Is Architecture Dead … in Toronto? Part 4 – Valuing Things Before People?

Is Architecture Dead … in Toronto? Part 4 – Valuing Things Before People?

Urban Issues

Delayed until next week the follow up from part 3 – “How might we bring elements of comfort and luxury back to the architecture of survival and necessity? In other words, how might we raise the level of conscious art/process into the seemingly mundane world of necessity inhabited by the majority? Should we? Could we?”

In the meantime something relevant that happened this week.

A friend of mine was recently laid off from one of the largest architecture and engineering firms in Canada. He is a design architect. The two large Infrastructure projects he had been working on were going into the construction phase and the construction management part of the firm would handle that. So the very large firm who has a lot of retained earnings (a.k.a cash reserves after tax profit) rather than share its wealth with an employee who has made them a lot of money through good design, loyalty and smart work let him go.

The principle here is ‘value people and use things.’ In Toronto, we have the bad habit of using people and valuing things.

There is another example: good financial rewards are not being invested back into good people or good design opportunities that benefit the community or the environment.
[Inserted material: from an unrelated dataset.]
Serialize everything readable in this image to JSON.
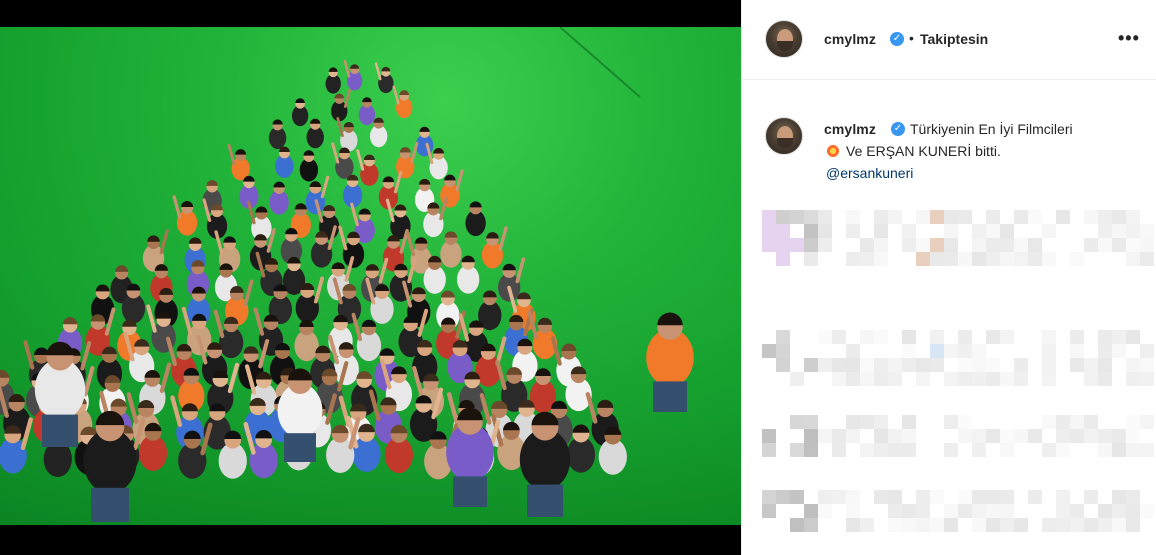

Roughly sketched, the process for a design firm may look something like this: the Principals of the design firm set up a holding company which holds the design firm as one of its companies. In order to keep the design fees low the holding company executes a parallel performance agreement with the developer/client. In other words the client will in fact be working with two companies. The holding company takes units in a condominium project for instance. Those units held by the holding company and not the design firm will only have value once the project is substantially completed. The client / developer will pay basic minimal operating expenses and salaries to the design firm. Again, the holding company does not see any money/equity until the project is substantially complete.

Therefore, the holding company owned by the principals of the design firm is legally separate from the design firm now has massive value in the end product due to ownership of some of the units of the project. However the design firm with its employees will show little or no profit.

Allegedly design firms that use this model often lay off staff at the completion of the construction documentation phase until a new project comes their way. The principals of the firms, through the holding company, will rent or sell the units and may put money back into the design firm and staff. However as one might imagine, profit taking (a.k.a greed) is more likely but not always and reinvestment back into the design firm and its employees is probably the exception at the moment.

Designers and architects investing in development is an excellent idea along with understanding principles of finance as well as good contracts in construction and development (the law). We must put ourselves in the ownership groups. We must become developers and builders, large, medium and small. Ultra small if necessary. We must do more of this.

Imagine the possibility of doing beautiful, appropriate and profitable work. That is the goal. So yeah, you may not drive that latest Ferrari but instead you buy a Honda Hybrid and know that you are building beautifully and most of your staff is looking for projects to bring back into your office because you have shared your wealth so you and they can make even more projects and so on. This is just one of many possible outcomes. It works.

The principle I am trying to achieve is this. There are three basic principles called the triple bottom line by others and I agree with them. Before I go ahead with a project: 1) it must address the needs of the community, 2) it must address the health and sustainability of the environment, and 3) it must respect the principle of fair profit, a.k.a., and the corporation. Something for something – design and organizational talent properly remunerated.

The act of valuing people before things I have discovered has allowed me to develop more and better tools to execute better relationships as well as better design processes.

If no one will hire me or if my job is unsatisfying then I need to make my own project(s) that will satisfy me. Meanwhile I continue to try and get hired or receive those satisfying projects from the distributors (bosses, client groups) of those projects. Nevertheless, I can’t rely on those distributors because they are humans and have biases for better or for worse. Often in our culture, it is not about the best and the most capable who receive the work because there has been a negative bias at work.

For me there are no guarantees and doing nothing is not an option.